Затем я прикрыл дверь и защелкнул задвижку, после чего разделся.
Значит, я был так омерзителен и бесчувственно пьян, что мальчишка-туземец помогал тащить меня до кровати. Алекс, какая же ты позорная дрянь! И нет у тебя никаких прав ревновать эту очаровательную девушку. Она не принадлежит тебе, и в ее поведении нет ничего дурного по стандартам ее мира — какими бы эти стандарты ни были — и все, что она делала, было сделано ради твоей же пользы и твоего комфорта. А это не дает тебе никаких прав на нее.
Я пустил горячую воду, такую горячую, что бедный старый Алекс в ней чуть не сварился. И выстоял под струями кипятка так долго, что мои нервные окончания почти потеряли чувствительность, а затем резко сменил горячий душ на ледяной… и чуть не заорал от боли.
Я стоял под ледяной водой, пока не перестал ощущать ее как холодную, затем закрыл краны и вытерся, открыв дверь, чтобы выпустить влажный воздух. Вышел в каюту… и тут внезапно обнаружил, что чувствую себя великолепно. Никакой головной боли. Никакого ощущения, что конец света должен наступить с минуты на минуту. Никаких пертурбаций в желудке. Только голод. Алекс, ты больше никогда не должен напиваться, а уж если нальешься, поступай так, как приказывает Маргрета. Тебе повезло — у нее на плечах отличная голова, и ты это обязан ценить.
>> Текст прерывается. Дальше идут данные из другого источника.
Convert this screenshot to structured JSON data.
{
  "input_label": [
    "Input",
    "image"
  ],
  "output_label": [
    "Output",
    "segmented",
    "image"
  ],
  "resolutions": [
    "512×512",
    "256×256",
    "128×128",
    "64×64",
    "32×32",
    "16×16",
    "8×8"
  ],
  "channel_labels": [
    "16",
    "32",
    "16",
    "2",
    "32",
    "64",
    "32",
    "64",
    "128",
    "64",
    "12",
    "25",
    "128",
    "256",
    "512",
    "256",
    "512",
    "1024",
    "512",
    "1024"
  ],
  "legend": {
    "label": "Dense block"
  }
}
Весело насвистывая, я открыл платяной шкаф Грэхема.
Услышав, как ключ поворачивается в замке, я мгновенно схватил купальный халат Грэхема и успел его накинуть как раз в ту секунду, когда Маргрета стала открывать дверь. Когда я это увидел, тут же бросился на помощь и придержал дверь. Она поставила поднос и принялась выгружать посуду с едой на мой письменный стол.
— Вы были совершенно правы насчет душа как в сауне, — сказал я. — Это именно то, что прописал доктор. Или вернее сказать, медицинская сестра.
— Знаю. Такую штуку бабушка нередко устраивала моему деду.
— Гениальная женщина! Ох, как вкусно пахнет! (Омлет, бекон, щедрая порция датской выпечки, молоко, кофе, тарелка с несколькими сортами сыра, fladbrod,[19] тонко нарезанные кусочки ветчины и неизвестные мне тропические фрукты.) А что говорила ваша бабушка, если дедушка начинал с ней спорить?
— Знаете, она иногда излишне горячилась…
— Зато вы никогда не горячитесь. Ну, скажите же мне.
— Ладно… Она в таких случаях говорила, что мужчины созданы Богом только для того, чтобы испытывать женское долготерпение.
— Что-то в этом есть. А вы с ней согласны?
И снова улыбка вызвала появление ямочек.
— Я полагаю, что у них есть и кое-какие полезные функции.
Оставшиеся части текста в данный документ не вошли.